Thursday, January 31, 2008

When I Need A Walk






It is snowing now, as January ends. 21 days of snow, scattered through the month. Last night I finished being slave to the machines, having worked 84 hours over 9 straight days, having worked the weekend at the plant by myself, when the DHL delivery guy or the Xerox repairman weren't around. Fighting the robots. So I left work early today, cashed my check at the 95th Street currency exchange. Then I decided I needed a nice walk to 87th. The snow was a fine mist and the sky was a swirl of white, not the howling and the wailing that is most common here. I was glad to be away from the ink and the general smell of crap at the plant, I trudged a familiar route (as all non-drivers chronicle in their memory), knowing where to zig and zag to avoid snowdrifts and potential pratfalls. Enjoying the sweat around my collar, my knees no longer cracking. Passing the Miami Motel with its trademarked logo, a trailer park, across the street were car rentals next to car title loan companies. A Saturn dealership, a Hooters, a Denny's. I could see the huge sign for Four Cities Plaza, my actual destination. At the intersection of 87th and Cicero, going clockwise from the north, there is Chicago, Hometown, Oak Lawn, and Burbank st each corner. When I get rides home at midnight, that neon side is seen and then passed in the time it takes someone to say "up there by that sign." Walking tonight, it took me thirty minutes. I needed it, it was the opposite of building a sweat lodge. But I still hate the snow. And the best part about my walk? I didn't think about anything, not work, not writing, nothing pithy for my blog entry. It felt good to just concentrate on that big neon sign in the near distance...Wayne

4 comments:

Charles Gramlich said...

Sometimes it does feel good to clear the mind, or let it clear, to focus on the sensory.

I find that sign about a "four hour nap" for 25 bucks to be so surreal.
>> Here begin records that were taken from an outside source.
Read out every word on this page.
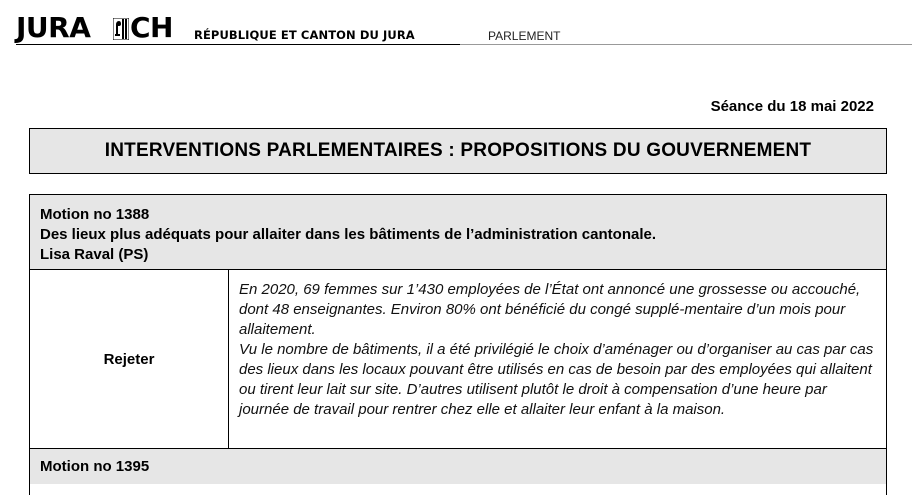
JURA CH RÉPUBLIQUE ET CANTON DU JURA	PARLEMENT
Séance du 18 mai 2022
INTERVENTIONS PARLEMENTAIRES : PROPOSITIONS DU GOUVERNEMENT
Motion no 1388
Des lieux plus adéquats pour allaiter dans les bâtiments de l’administration cantonale.
Lisa Raval (PS)
Rejeter

En 2020, 69 femmes sur 1’430 employées de l’État ont annoncé une grossesse ou accouché, dont 48 enseignantes. Environ 80% ont bénéficié du congé supplé-mentaire d’un mois pour allaitement.

Vu le nombre de bâtiments, il a été privilégié le choix d’aménager ou d’organiser au cas par cas des lieux dans les locaux pouvant être utilisés en cas de besoin par des employées qui allaitent ou tirent leur lait sur site. D’autres utilisent plutôt le droit à compensation d’une heure par journée de travail pour rentrer chez elle et allaiter leur enfant à la maison.

Motion no 1395
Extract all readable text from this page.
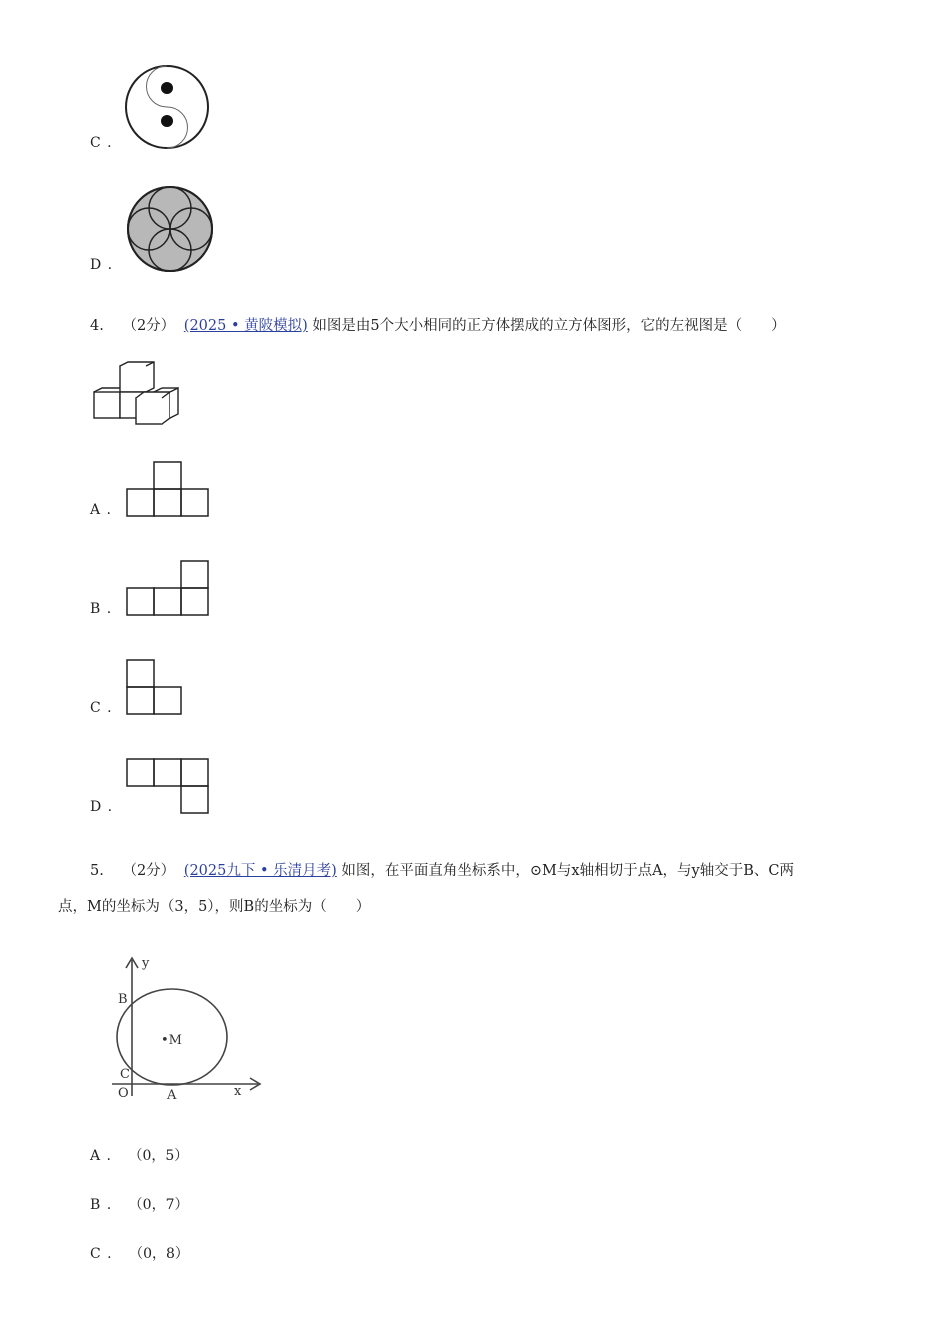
C .
D .
4. （2分） (2025 • 黄陂模拟) 如图是由5个大小相同的正方体摆成的立方体图形，它的左视图是（　　）
A .
B .
C .
D .
5. （2分） (2025九下 • 乐清月考) 如图，在平面直角坐标系中，⊙M与x轴相切于点A，与y轴交于B、C两
点，M的坐标为（3，5），则B的坐标为（　　）
y
x
B
C
O	A
•M
A . （0，5）
B . （0，7）
C . （0，8）
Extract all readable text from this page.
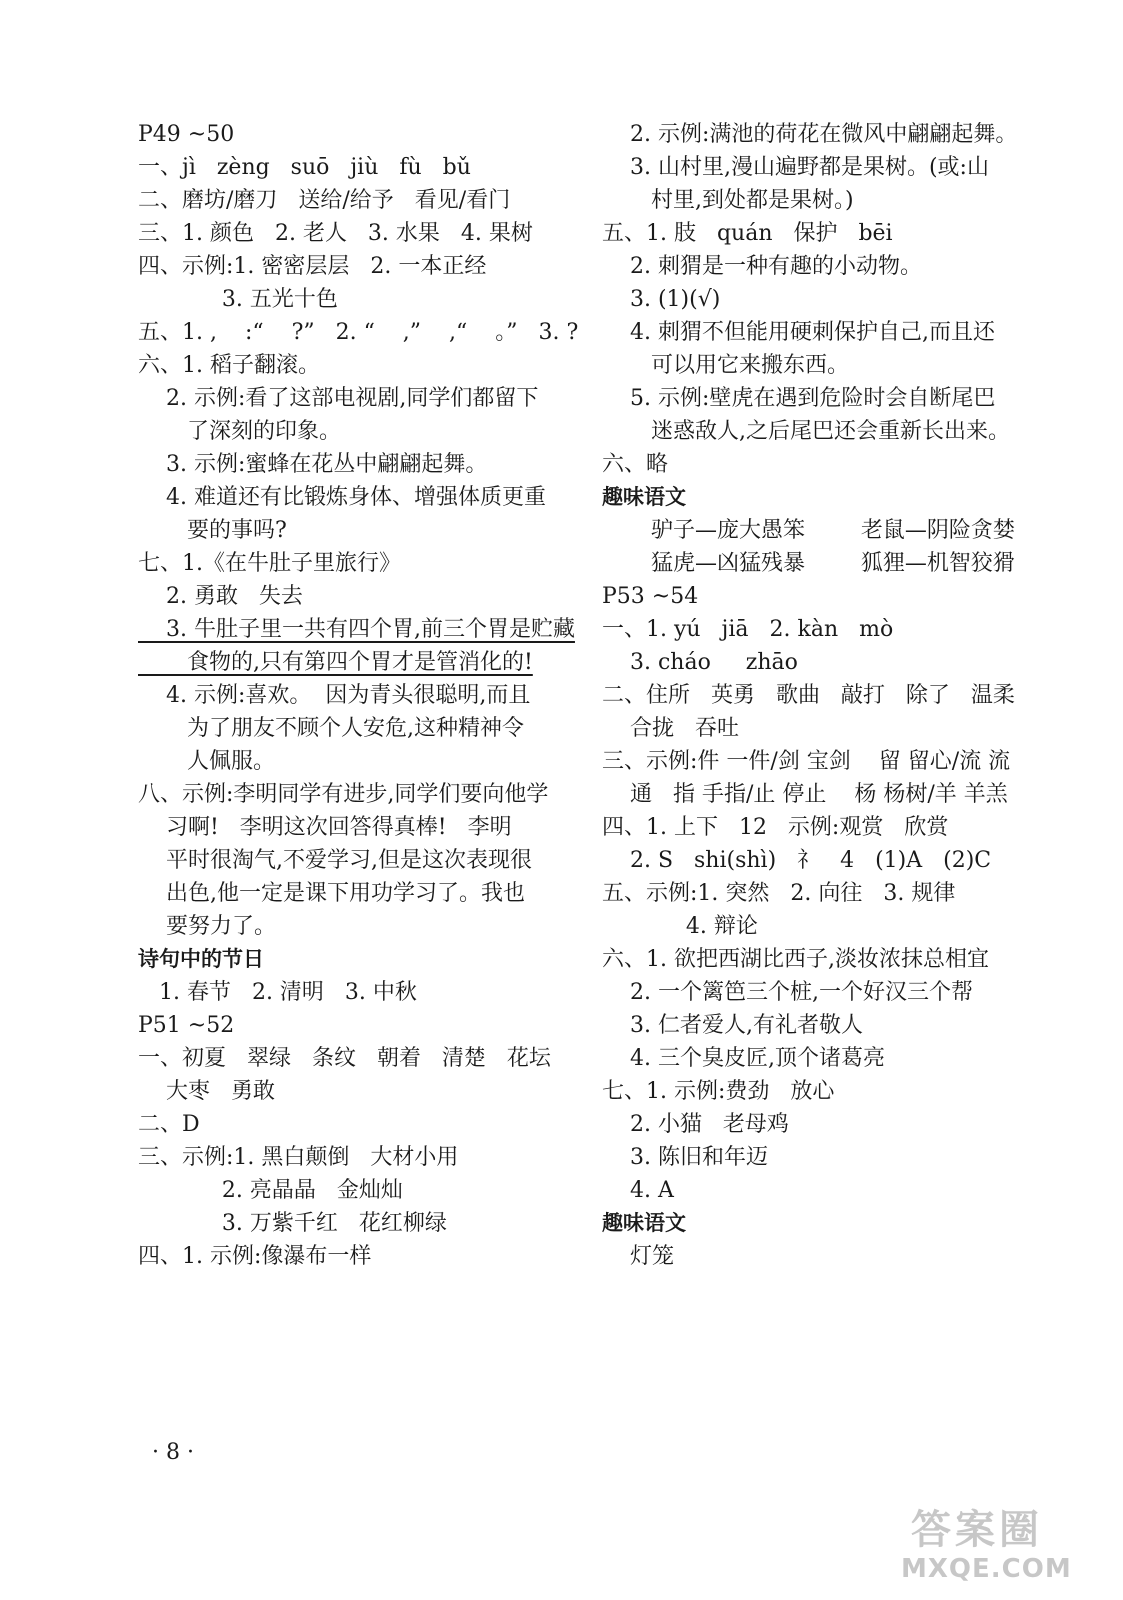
P49 ~50
一、jì   zèng   suō   jiù   fù   bǔ
二、磨坊/磨刀   送给/给予   看见/看门
三、1. 颜色   2. 老人   3. 水果   4. 果树
四、示例:1. 密密层层   2. 一本正经
3. 五光十色
五、1. ,    :“    ?”   2. “    ,”    ,“    。”   3. ?
六、1. 稻子翻滚。
2. 示例:看了这部电视剧,同学们都留下
了深刻的印象。
3. 示例:蜜蜂在花丛中翩翩起舞。
4. 难道还有比锻炼身体、增强体质更重
要的事吗?
七、1.《在牛肚子里旅行》
2. 勇敢   失去
3. 牛肚子里一共有四个胃,前三个胃是贮藏
食物的,只有第四个胃才是管消化的!
4. 示例:喜欢。  因为青头很聪明,而且
为了朋友不顾个人安危,这种精神令
人佩服。
八、示例:李明同学有进步,同学们要向他学
习啊!   李明这次回答得真棒!   李明
平时很淘气,不爱学习,但是这次表现很
出色,他一定是课下用功学习了。我也
要努力了。
诗句中的节日
1. 春节   2. 清明   3. 中秋
P51 ~52
一、初夏   翠绿   条纹   朝着   清楚   花坛
大枣   勇敢
二、D
三、示例:1. 黑白颠倒   大材小用
2. 亮晶晶   金灿灿
3. 万紫千红   花红柳绿
四、1. 示例:像瀑布一样
2. 示例:满池的荷花在微风中翩翩起舞。
3. 山村里,漫山遍野都是果树。(或:山
村里,到处都是果树。)
五、1. 肢   quán   保护   bēi
2. 刺猬是一种有趣的小动物。
3. (1)(√)
4. 刺猬不但能用硬刺保护自己,而且还
可以用它来搬东西。
5. 示例:壁虎在遇到危险时会自断尾巴
迷惑敌人,之后尾巴还会重新长出来。
六、略
趣味语文
驴子—庞大愚笨        老鼠—阴险贪婪
猛虎—凶猛残暴        狐狸—机智狡猾
P53 ~54
一、1. yú   jiā   2. kàn   mò
3. cháo     zhāo
二、住所   英勇   歌曲   敲打   除了   温柔
合拢   吞吐
三、示例:件 一件/剑 宝剑    留 留心/流 流
通   指 手指/止 停止    杨 杨树/羊 羊羔
四、1. 上下   12   示例:观赏   欣赏
2. S   shi(shì)   礻   4   (1)A   (2)C
五、示例:1. 突然   2. 向往   3. 规律
4. 辩论
六、1. 欲把西湖比西子,淡妆浓抹总相宜
2. 一个篱笆三个桩,一个好汉三个帮
3. 仁者爱人,有礼者敬人
4. 三个臭皮匠,顶个诸葛亮
七、1. 示例:费劲   放心
2. 小猫   老母鸡
3. 陈旧和年迈
4. A
趣味语文
灯笼
· 8 ·
答案圈
MXQE.COM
The thought boggles.

Steve Malley said...

The only month Minnesota never had snow is July. I remember snow flurries in early June and late August. Mostly, I got through winter by cursing like a sailor with Tourette's every time I was out in the snow.

Oddly, when I moved to subtropical Auckland, I got lonesome for the snow. More southerly Christchurch agrees better with me, since we get a day or two of snow most years, no more.

Just enough for the winter wonderland, not enough for to feel like Dante's Ninth Circle!

James Robert Smith said...

Nice recollection, man.

I see snow so damned rarely that I enjoy walking in it. There's nothing to me so pleasing as that crunching sound of snow under my boots. Of course I don't have to deal with 21 days of it in one month. I'm lucky if I see one snowfall during an entire year, and then I have to drive high in the mountains to see it.

Lana Gramlich said...

The last photo is particularly striking. The glow of the lights, the absense of people. Funky. Oh, and...SCREW SNOW!!!